How to Turn Business Strategy into Tech Speak
If the search engine bots can’t crawl and extract content from a site’s pages, that site has little chance of ranking well in search engines for relevant queries. In addition, changing a site’s content management system or server setup, merging sites after an acquisition, building micro sites and other common activities can greatly impact search acquisition.
Web developers should understand the principles of searchability and build them into the infrastructure and should have a set of best practices for modifying that infrastructure and troubleshooting problems. This chapter provides an overview of the technical issues involved with search acquisition. (You can find more detailed discussion at marketing intheageofgoogle.com.) You can use this chapter either to give directly to your Web developers, or if you’re interested in the technical details, it can help you better understand the technical issues so you can have productive conversations with the development team about how best to build search best practices into the development process.
In order for search best practices to be successfully implemented in Web development, the development team needs executive support.
This means the developers need to be given the training to expand their core skill set into understanding how to make Web infrastructure searchable, they need time to test searchability in addition to functionality, and they need to be provided context about why they are being asked to make changes. Web developers know how to make sites functional and might be suspicious if you ask them to make changes which don’t seem to improve functionality.
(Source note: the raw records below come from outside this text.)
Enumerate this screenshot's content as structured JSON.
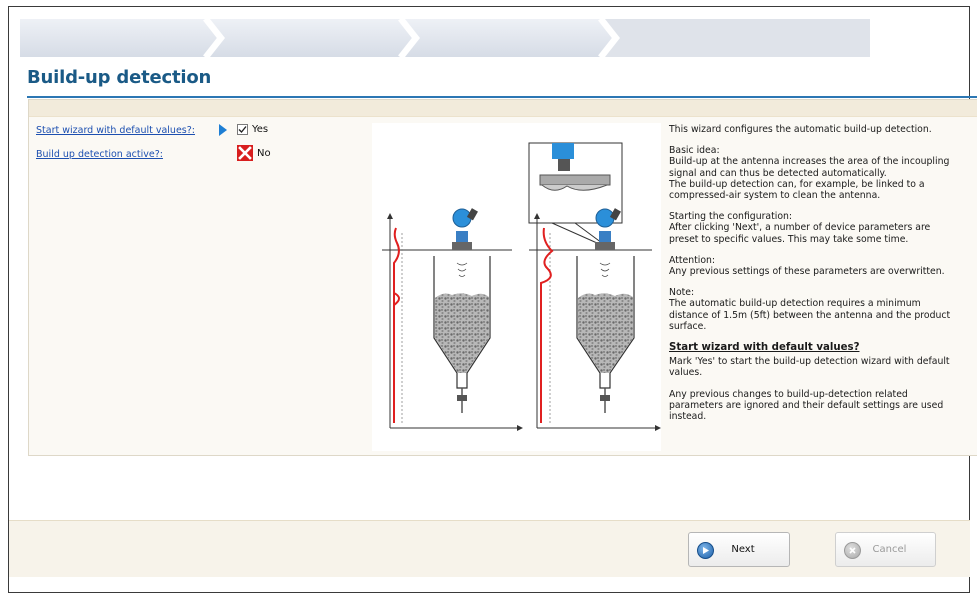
{
  "page": {
    "title": "Build-up detection"
  },
  "parameters": [
    {
      "label": "Start wizard with default values?:",
      "value": "Yes",
      "control": "checkbox-checked"
    },
    {
      "label": "Build up detection active?:",
      "value": "No",
      "control": "red-x"
    }
  ],
  "help": {
    "intro": "This wizard configures the automatic build-up detection.",
    "basic_idea": "Basic idea:\nBuild-up at the antenna increases the area of the incoupling signal and can thus be detected automatically.\nThe build-up detection can, for example, be linked to a compressed-air system to clean the antenna.",
    "starting": "Starting the configuration:\nAfter clicking 'Next', a number of device parameters are preset to specific values. This may take some time.",
    "attention": "Attention:\nAny previous settings of these parameters are overwritten.",
    "note": "Note:\nThe automatic build-up detection requires a minimum distance of 1.5m (5ft) between the antenna and the product surface.",
    "heading": "Start wizard with default values?",
    "mark_yes": "Mark 'Yes' to start the build-up detection wizard with default values.",
    "previous_changes": "Any previous changes to build-up-detection related parameters are ignored and their default settings are used instead."
  },
  "buttons": {
    "next": "Next",
    "cancel": "Cancel"
  },
  "icons": {
    "marker": "current-selection-arrow-icon",
    "checkbox": "checkmark-icon",
    "no": "red-x-icon",
    "next": "play-circle-icon",
    "cancel": "close-circle-icon"
  },
  "colors": {
    "title": "#1a5a86",
    "link": "#1c4fb0",
    "no_icon": "#d81e1e",
    "marker": "#1e7fd4"
  }
}
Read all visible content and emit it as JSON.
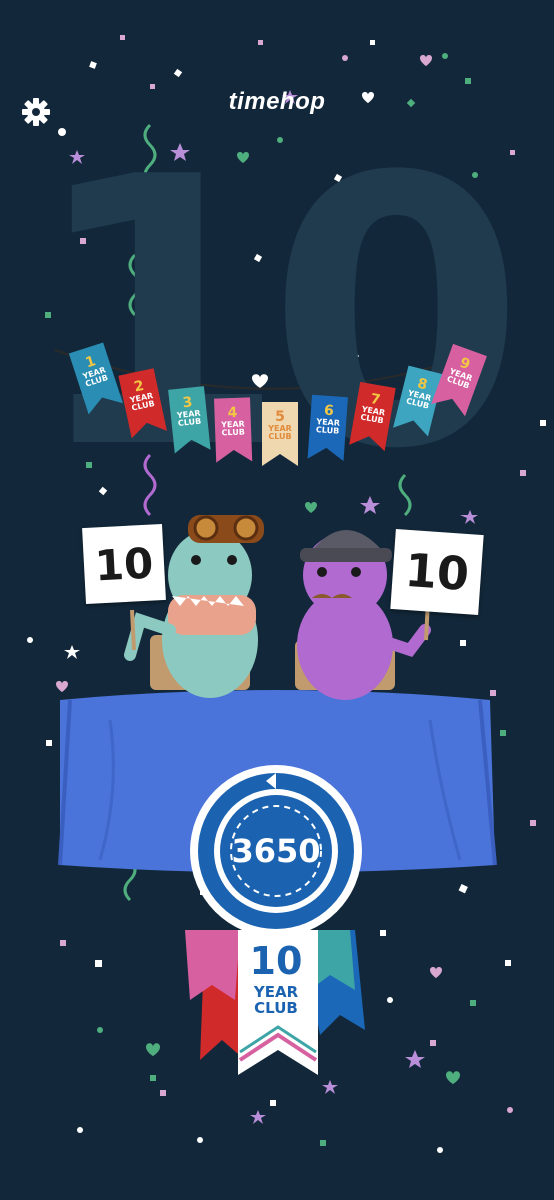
{
  "header": {
    "logo_text": "timehop",
    "settings_icon": "gear-icon"
  },
  "background": {
    "big_number": "10"
  },
  "banner": {
    "flags": [
      {
        "number": "1",
        "line1": "YEAR",
        "line2": "CLUB",
        "color": "#2a8db3",
        "num_color": "#f2c744"
      },
      {
        "number": "2",
        "line1": "YEAR",
        "line2": "CLUB",
        "color": "#d12a2a",
        "num_color": "#f2c744"
      },
      {
        "number": "3",
        "line1": "YEAR",
        "line2": "CLUB",
        "color": "#3ea5a7",
        "num_color": "#f2c744"
      },
      {
        "number": "4",
        "line1": "YEAR",
        "line2": "CLUB",
        "color": "#d660a0",
        "num_color": "#f2c744"
      },
      {
        "number": "5",
        "line1": "YEAR",
        "line2": "CLUB",
        "color": "#efd8b0",
        "num_color": "#e08a3a"
      },
      {
        "number": "6",
        "line1": "YEAR",
        "line2": "CLUB",
        "color": "#1b68b8",
        "num_color": "#f2c744"
      },
      {
        "number": "7",
        "line1": "YEAR",
        "line2": "CLUB",
        "color": "#d12a2a",
        "num_color": "#f2c744"
      },
      {
        "number": "8",
        "line1": "YEAR",
        "line2": "CLUB",
        "color": "#3ea5c0",
        "num_color": "#f2c744"
      },
      {
        "number": "9",
        "line1": "YEAR",
        "line2": "CLUB",
        "color": "#d660a0",
        "num_color": "#f2c744"
      }
    ]
  },
  "judges": {
    "left_sign": "10",
    "right_sign": "10"
  },
  "medal": {
    "count": "3650",
    "club_number": "10",
    "club_line1": "YEAR",
    "club_line2": "CLUB"
  },
  "colors": {
    "background": "#12283a",
    "table": "#4a74d9",
    "teal_dino": "#8cc9c0",
    "purple_dino": "#b06ad0",
    "medal_blue": "#1b63b0"
  }
}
But if you explain that both 301 and 302 redirects transfer the visitor from one page to another, only a 301 tells search engines to index the new page instead of the old one, you’ll get the developers on your side much more quickly.
The crawling process consists of several components. First, search engines have to learn about the pages. Then, they need to have enough time during the period they’ve allocated to the site to crawl those pages. Finally, they have to be able to technically access the pages.
The first step in crawling is discovery. How does the engine find out about pages on the Web? Generally, this happens in one of the following ways:
- By finding links to the pages from other sites on the Web.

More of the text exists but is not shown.